2. Animals infected with pathogens often experience a disturbance in their circadian rhythm (i.e. their endogenous daily cycle). Shirasu-Hiza et al. (2007) tested whether the mechanism of circadian timing itself could have an effect on disease. They tested this idea by sampling three groups of fruit flies – one “normal”, one with a mutation in the timing gene tim01, and one group that was heterozygous for the tim01 mutation.
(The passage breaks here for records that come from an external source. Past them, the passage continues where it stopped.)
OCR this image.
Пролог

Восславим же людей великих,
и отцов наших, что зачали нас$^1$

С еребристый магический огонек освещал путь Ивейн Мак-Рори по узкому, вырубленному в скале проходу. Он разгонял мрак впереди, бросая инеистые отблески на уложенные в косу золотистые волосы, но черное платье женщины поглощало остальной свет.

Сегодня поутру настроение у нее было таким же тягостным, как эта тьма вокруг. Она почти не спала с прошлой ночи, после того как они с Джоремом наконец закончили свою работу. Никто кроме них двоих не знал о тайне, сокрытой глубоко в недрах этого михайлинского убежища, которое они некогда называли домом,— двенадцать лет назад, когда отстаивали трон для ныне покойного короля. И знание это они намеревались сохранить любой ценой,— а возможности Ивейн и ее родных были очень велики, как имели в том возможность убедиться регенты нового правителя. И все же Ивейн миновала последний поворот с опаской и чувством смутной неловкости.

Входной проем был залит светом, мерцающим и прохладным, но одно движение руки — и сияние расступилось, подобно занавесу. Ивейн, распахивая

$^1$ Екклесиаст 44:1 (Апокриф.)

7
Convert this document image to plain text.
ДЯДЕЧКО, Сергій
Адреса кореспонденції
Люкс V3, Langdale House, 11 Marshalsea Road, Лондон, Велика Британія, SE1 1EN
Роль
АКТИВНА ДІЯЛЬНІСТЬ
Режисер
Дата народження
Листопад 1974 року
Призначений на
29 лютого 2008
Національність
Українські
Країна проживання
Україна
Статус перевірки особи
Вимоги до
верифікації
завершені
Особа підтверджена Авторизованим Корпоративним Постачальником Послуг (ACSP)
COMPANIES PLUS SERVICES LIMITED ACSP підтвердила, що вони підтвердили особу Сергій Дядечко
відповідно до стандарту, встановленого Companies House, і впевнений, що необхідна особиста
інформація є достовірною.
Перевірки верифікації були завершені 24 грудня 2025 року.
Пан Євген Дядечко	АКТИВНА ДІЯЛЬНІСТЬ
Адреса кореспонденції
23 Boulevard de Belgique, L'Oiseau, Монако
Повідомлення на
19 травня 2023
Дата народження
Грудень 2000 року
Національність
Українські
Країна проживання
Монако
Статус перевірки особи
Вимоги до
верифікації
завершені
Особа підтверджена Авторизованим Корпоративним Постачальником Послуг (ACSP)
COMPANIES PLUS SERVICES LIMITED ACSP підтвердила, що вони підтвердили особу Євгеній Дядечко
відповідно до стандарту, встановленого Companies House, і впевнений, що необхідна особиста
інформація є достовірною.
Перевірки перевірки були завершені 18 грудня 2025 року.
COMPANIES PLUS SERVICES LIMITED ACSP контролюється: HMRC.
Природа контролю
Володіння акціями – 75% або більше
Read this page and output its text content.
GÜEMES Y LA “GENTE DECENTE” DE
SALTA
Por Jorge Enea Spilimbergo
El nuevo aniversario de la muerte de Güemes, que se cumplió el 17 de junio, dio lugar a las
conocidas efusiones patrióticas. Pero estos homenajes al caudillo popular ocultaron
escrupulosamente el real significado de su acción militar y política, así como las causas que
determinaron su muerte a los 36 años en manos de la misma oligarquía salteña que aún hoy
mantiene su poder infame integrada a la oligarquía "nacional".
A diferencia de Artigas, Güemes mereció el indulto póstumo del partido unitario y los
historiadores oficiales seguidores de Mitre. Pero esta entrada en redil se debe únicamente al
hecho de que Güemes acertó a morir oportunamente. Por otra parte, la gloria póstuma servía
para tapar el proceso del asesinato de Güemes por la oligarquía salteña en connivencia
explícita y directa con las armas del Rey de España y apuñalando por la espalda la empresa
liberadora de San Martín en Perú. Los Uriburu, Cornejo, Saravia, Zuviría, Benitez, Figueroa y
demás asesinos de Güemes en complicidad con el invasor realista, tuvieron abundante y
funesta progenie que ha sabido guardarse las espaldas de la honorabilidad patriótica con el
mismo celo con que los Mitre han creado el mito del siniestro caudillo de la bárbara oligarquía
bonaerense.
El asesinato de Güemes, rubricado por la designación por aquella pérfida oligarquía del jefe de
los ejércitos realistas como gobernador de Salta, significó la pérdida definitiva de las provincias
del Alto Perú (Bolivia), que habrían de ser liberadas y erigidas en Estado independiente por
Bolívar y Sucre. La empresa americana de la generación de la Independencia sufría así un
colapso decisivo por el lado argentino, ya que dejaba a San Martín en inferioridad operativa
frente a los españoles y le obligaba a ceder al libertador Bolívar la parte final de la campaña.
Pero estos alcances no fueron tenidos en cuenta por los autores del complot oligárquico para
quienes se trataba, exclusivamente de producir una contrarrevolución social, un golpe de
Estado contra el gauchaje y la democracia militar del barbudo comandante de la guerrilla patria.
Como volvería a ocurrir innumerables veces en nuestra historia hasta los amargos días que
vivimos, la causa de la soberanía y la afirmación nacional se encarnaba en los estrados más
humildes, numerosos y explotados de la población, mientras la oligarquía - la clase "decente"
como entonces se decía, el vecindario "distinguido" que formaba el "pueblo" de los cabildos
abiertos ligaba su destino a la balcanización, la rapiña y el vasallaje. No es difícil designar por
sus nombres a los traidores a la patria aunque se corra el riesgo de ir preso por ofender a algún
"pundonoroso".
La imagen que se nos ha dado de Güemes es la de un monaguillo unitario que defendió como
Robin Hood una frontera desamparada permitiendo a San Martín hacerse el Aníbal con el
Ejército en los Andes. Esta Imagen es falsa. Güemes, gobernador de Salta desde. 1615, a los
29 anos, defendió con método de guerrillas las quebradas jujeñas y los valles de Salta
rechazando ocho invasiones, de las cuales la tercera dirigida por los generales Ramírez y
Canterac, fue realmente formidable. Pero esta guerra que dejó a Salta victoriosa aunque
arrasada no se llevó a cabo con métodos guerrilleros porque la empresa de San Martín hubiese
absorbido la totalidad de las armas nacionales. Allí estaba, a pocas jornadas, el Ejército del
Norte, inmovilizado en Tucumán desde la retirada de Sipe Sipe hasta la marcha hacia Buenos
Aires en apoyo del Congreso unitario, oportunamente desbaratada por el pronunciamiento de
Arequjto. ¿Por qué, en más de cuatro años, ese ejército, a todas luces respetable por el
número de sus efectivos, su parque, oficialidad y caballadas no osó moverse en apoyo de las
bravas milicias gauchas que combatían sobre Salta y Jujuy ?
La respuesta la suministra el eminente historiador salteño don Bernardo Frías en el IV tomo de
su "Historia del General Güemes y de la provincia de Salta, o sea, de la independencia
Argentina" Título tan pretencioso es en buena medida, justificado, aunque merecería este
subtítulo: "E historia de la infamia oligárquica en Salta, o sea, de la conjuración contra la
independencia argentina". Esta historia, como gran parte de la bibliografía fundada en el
Flies were exposed to a dangerous bacteria, Streptococcus pnuemoniae, and the number of days that they lived after exposure were recorded. Data on this study are here: https://github.com/lczawadzki/biostats/raw/main/data/circadian_fly.csv.

Plot a histogram of each of the three groups. Do these data match the assumptions of an ANOVA?

Use a Kruskal-Wallis test to ask whether lifespan differs between the three groups of flies.

a\. Plot a separate histogram for each fly group. Do these data match assumptions of an ANOVA?  
b\. Use a Kruskal-Wallis test to ask whether lifespan differs between the three groups of flies. What is your conclusion (statistical decision, and final conclusion in language relevant to the problem)?